Faut-il être naïf pour croire? (8/8)

8ème question : Finalement, la plus grande qualité de l’homme, ne serait-ce pas son caractère naïf ? Plus on est naïf, moins on est méfiant, et plus facile il sera de croire, non ? Or, nous n’avons pas tous ce même degré de naïveté ? Est-ce juste ? Voilà, j’ai encore beaucoup d’autres questions, mais disons que je vais m’arrêter là pour le moment. (8/8)

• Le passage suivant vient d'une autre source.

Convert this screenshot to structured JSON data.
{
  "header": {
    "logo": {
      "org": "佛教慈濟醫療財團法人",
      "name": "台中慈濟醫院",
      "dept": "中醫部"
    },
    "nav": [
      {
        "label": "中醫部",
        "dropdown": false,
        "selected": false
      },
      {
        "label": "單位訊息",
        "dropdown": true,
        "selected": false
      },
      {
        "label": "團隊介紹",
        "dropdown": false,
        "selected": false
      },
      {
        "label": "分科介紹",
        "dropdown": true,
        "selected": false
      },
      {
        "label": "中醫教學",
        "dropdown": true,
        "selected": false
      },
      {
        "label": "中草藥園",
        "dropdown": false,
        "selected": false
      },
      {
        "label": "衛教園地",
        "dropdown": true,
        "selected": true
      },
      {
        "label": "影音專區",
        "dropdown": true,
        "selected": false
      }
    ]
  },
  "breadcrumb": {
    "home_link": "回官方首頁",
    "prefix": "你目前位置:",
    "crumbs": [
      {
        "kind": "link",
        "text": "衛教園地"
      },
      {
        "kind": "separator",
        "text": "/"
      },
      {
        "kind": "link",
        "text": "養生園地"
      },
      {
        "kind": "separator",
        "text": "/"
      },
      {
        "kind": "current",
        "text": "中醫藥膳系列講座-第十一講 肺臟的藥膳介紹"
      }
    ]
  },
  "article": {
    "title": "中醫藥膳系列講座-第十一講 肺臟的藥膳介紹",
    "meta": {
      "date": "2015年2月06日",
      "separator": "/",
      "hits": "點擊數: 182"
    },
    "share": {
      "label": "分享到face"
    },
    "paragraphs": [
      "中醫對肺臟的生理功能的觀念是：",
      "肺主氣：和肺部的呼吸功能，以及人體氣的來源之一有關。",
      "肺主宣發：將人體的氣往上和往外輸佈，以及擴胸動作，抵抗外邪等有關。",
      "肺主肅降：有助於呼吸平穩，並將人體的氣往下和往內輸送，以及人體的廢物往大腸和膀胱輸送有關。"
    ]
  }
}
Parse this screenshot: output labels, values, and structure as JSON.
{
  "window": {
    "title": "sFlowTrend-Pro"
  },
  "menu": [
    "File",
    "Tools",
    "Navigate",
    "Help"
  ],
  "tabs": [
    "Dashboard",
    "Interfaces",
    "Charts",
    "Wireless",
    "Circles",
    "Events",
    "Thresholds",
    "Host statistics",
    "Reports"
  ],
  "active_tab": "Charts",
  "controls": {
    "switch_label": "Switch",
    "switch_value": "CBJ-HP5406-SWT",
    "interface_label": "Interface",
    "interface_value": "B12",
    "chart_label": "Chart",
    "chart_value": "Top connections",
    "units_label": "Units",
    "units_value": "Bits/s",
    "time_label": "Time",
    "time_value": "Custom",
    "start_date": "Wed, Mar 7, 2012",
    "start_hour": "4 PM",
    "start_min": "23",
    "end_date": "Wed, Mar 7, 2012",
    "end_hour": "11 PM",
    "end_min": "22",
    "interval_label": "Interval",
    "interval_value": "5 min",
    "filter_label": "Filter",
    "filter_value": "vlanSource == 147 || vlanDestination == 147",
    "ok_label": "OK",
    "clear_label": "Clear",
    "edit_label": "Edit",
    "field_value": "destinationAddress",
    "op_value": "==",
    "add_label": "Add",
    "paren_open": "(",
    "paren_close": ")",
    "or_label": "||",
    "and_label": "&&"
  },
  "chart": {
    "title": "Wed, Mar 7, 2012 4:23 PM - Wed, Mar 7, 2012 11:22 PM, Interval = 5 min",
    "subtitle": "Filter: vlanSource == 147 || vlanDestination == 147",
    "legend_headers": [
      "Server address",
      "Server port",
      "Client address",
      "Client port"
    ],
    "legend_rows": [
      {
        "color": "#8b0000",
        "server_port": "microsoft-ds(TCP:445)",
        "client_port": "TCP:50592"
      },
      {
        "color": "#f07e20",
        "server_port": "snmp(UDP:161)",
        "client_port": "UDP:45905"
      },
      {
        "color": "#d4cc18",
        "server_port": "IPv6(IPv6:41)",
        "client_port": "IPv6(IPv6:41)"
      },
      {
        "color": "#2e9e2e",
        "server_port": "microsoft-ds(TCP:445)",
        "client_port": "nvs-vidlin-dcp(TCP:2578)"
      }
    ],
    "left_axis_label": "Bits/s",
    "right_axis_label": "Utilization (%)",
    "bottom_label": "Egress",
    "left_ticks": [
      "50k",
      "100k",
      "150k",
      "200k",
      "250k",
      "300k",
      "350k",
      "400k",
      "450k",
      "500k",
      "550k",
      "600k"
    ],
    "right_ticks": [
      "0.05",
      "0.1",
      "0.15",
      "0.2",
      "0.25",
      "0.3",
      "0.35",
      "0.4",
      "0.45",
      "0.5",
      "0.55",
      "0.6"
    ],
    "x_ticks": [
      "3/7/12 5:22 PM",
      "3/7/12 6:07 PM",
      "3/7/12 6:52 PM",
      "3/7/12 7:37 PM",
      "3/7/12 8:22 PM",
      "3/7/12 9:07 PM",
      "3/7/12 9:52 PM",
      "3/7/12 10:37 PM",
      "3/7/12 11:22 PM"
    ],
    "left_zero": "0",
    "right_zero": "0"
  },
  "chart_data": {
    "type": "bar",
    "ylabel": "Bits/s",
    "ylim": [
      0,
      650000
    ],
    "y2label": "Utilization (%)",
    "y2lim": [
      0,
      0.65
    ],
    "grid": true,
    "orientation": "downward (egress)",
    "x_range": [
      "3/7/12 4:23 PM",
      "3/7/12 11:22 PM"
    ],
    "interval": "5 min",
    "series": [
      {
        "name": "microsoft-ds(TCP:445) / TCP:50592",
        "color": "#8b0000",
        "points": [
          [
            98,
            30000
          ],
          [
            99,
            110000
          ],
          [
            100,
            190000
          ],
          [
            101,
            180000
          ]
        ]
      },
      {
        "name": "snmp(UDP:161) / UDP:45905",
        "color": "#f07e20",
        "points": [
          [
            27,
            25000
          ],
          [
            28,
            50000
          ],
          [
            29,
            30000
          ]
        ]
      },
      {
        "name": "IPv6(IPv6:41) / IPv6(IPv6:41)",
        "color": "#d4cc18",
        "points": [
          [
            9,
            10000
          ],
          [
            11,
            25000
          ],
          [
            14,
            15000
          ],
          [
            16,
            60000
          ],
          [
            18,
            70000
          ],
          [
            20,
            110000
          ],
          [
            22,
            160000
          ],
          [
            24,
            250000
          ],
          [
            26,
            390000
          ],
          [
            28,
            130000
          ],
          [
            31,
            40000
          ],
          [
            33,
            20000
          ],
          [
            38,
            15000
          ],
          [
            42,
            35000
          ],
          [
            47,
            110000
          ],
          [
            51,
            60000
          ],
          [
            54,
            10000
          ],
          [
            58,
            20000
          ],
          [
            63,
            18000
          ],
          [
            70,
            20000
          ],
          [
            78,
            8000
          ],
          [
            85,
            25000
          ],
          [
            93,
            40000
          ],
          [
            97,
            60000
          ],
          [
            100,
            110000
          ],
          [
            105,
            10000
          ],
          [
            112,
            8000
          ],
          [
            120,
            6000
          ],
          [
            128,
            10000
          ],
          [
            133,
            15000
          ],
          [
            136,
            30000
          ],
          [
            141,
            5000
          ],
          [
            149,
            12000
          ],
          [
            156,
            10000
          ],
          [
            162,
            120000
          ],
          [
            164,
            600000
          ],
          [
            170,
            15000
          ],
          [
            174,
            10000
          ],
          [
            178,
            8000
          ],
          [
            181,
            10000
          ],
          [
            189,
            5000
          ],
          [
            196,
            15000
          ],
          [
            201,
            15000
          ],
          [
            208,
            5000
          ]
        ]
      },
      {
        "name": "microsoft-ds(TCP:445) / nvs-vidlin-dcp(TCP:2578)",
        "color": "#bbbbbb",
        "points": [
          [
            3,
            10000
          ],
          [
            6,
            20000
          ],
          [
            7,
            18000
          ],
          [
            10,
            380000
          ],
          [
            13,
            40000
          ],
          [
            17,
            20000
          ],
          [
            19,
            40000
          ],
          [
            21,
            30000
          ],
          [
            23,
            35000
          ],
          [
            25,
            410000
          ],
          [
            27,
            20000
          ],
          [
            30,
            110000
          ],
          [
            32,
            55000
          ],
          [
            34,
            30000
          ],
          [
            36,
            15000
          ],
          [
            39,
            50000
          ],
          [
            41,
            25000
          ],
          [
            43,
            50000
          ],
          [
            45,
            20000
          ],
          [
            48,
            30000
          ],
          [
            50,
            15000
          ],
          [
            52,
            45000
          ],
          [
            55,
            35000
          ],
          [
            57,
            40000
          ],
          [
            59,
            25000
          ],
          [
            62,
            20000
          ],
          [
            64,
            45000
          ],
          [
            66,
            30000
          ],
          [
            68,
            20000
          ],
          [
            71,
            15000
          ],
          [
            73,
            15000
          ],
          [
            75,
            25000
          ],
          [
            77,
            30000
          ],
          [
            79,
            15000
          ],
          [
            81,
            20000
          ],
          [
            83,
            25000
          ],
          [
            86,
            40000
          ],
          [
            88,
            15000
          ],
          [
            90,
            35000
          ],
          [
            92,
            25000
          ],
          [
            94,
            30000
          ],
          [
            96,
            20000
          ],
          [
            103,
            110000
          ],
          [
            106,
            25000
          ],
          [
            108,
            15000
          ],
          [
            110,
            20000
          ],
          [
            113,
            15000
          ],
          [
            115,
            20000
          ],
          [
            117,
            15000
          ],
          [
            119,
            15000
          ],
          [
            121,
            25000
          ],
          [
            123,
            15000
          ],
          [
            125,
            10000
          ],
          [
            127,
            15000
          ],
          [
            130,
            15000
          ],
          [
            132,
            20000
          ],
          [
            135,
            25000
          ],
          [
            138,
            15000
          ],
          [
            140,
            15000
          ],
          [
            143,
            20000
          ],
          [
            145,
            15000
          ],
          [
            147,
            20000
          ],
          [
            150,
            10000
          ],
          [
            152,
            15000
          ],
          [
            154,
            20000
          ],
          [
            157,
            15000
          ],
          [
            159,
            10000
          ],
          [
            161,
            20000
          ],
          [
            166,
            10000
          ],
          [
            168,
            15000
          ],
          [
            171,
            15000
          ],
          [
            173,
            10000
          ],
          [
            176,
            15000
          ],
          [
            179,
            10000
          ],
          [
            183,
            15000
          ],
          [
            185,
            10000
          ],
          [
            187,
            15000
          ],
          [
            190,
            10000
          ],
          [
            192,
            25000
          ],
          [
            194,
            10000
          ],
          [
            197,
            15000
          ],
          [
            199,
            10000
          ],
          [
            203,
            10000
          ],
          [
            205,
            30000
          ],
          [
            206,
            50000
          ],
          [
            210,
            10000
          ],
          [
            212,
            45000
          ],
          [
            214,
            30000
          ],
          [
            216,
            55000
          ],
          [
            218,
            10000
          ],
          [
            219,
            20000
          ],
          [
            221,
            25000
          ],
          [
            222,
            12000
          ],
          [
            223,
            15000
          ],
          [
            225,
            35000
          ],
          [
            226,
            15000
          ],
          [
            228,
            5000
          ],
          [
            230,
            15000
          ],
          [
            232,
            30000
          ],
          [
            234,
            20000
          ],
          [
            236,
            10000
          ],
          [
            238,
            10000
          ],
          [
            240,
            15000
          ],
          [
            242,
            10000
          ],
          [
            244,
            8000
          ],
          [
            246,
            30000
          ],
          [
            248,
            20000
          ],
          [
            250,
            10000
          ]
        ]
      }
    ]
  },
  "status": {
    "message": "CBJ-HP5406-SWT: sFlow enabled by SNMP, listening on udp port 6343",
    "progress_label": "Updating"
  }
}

Ce que toute la doctrine catholique affirme, c’est qu’il n’y a d’opposition entre foi et raison. C’est même la devise de notre site. Certains peuvent se convertir suite à une expérience mystique forte, être touchés dans leur cœur suite à des événements de la vie, une parole, une émotion esthétique – d’où l’importance de cultiver le Beau avec l’art sacré – une rencontre, un geste de charité. D’autres découvrent la foi suite un cheminement intellectuel. C’est le cas de St Augustin. L’expérience de conversion en entendant la voix lui disant « tolle, lege » (« prends, lis ») dans le jardin a bien été préparée par toute sa recherche philosophique antérieure. Augustin n’avait rien d’un naïf, c’était une des hommes les plus intelligents de son temps, un intellectuel habile et ambitieux.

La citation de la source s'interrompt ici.